问题描述
我创建了一些代码来处理以下任务:
I have created some code to handle the following task:
ref = read.table(header=TRUE, text="
user event
1441 120120102
1441 120120888
1443 120122122
1445 120124452
1445 120123525
1446 120123463", stringsAsFactors=FALSE)
data = read.table(header=TRUE, text="
user event1 event2
1440 120123432 120156756
1441 120128523 120156545
1441 120123333 120146444
1441 120122344 120122355", stringsAsFactors=FALSE)
我在这里是一个函数用户Carlos Cinelli),它将允许我一行一行地在表 data
上搜索并记录在event1和event2之间夹着ref的多少事件, user
id。
What I have here is a function (credit to user Carlos Cinelli) that will allow me to go line by line on the table data
and search and record how many events of ref are sandwiched between event1 and event2, by user
id.
现在,我想知道是否有更快的方法来执行下面的函数:
Now, I am wondering if there is a faster way to do the function below:
count <- function(x,y,z) ref[, sum(event >=x & event <= y & user ==z)]
data[, count:=mapply(x=event1, y=event2, z=user, count)]
我不能做太多,想知道 data.table
包是否有什么可以帮助使上述更快。非常感谢你!
I haven't been able to do much and was wondering if the data.table
package would have anything that can help with making the above faster. Thank you so much!
推荐答案
看看的例子foverlaps
。它们清楚地显示了如何根据其他标识符中的重叠间隔加入。
Have a look at the examples from ?foverlaps
. They clearly show how you can join based on overlapping intervals within other identifiers.

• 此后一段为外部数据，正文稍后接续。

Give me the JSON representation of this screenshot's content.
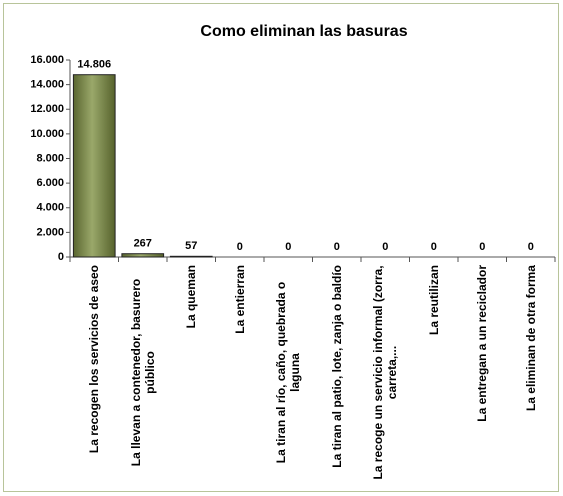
{
  "chart_data": {
    "type": "bar",
    "title": "Como eliminan las basuras",
    "categories": [
      "La recogen los servicios de aseo",
      "La llevan a contenedor, basurero público",
      "La queman",
      "La entierran",
      "La tiran al río, caño, quebrada o laguna",
      "La tiran al patio, lote, zanja o baldío",
      "La recoge un servicio informal (zorra, carreta,...",
      "La reutilizan",
      "La entregan a un reciclador",
      "La eliminan de otra forma"
    ],
    "values": [
      14806,
      267,
      57,
      0,
      0,
      0,
      0,
      0,
      0,
      0
    ],
    "value_labels": [
      "14.806",
      "267",
      "57",
      "0",
      "0",
      "0",
      "0",
      "0",
      "0",
      "0"
    ],
    "color": "#6f7d3c",
    "ylim": [
      0,
      16000
    ],
    "yticks": [
      0,
      {
        "value": 2000,
        "label": "2.000"
      },
      {
        "value": 4000,
        "label": "4.000"
      },
      {
        "value": 6000,
        "label": "6.000"
      },
      {
        "value": 8000,
        "label": "8.000"
      },
      {
        "value": 10000,
        "label": "10.000"
      },
      {
        "value": 12000,
        "label": "12.000"
      },
      {
        "value": 14000,
        "label": "14.000"
      },
      {
        "value": 16000,
        "label": "16.000"
      }
    ],
    "grid": false
  }
}
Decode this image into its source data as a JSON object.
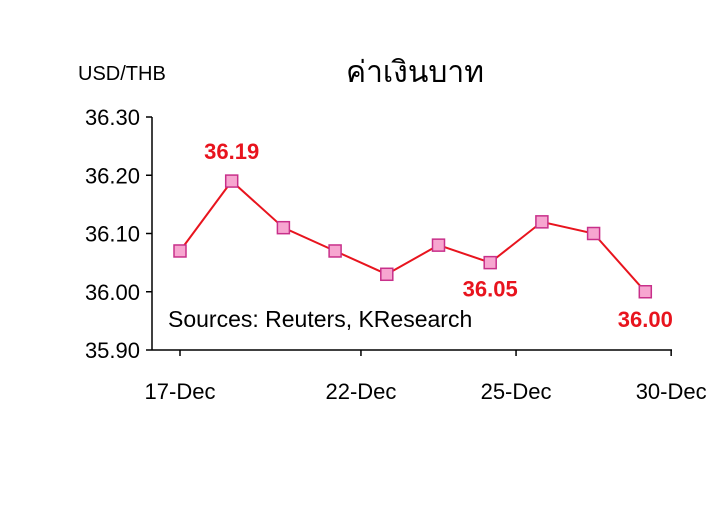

require(data.table) ## 1.9.3+
setDT(ref)
setDT(data)
setkey(ref[, event2 := event])
ans = foverlaps(data, ref, by.x=c("user", "event1", "event2"), which=TRUE, nomatch=0L)
$ b b
您的示例尤其糟糕,因为有无重叠。所以我不能真正展示接下来的几个步骤。但 ans
应该为您提供重叠的行索引 ref
( yid
) data
( xid
)中的每一行。并且在 user
中获得重叠,因为它也被设置为键列。
Your example is particularly bad because there are no overlaps. So I can't really demonstrate the next few steps. But ans
should provide you with overlapping row indices of ref
(yid
) for each row in data
(xid
). And the overlaps are obtained within user
- since it was set as a key column as well.
我希望你能从这里拿到...如果你发现这不能解决,请发布一个例子,我可以运行来重现你遇到的同一个问题。
I hope you can take it from here... If you find this doesn't resolve, please post an example that I can run to reproduce the same issue you're running into.
HTH
这篇关于有没有办法有效地使用data.table计数A中的列值落在B的范围内?的文章就介绍到这了,希望我们推荐的答案对大家有所帮助,也希望大家多多支持!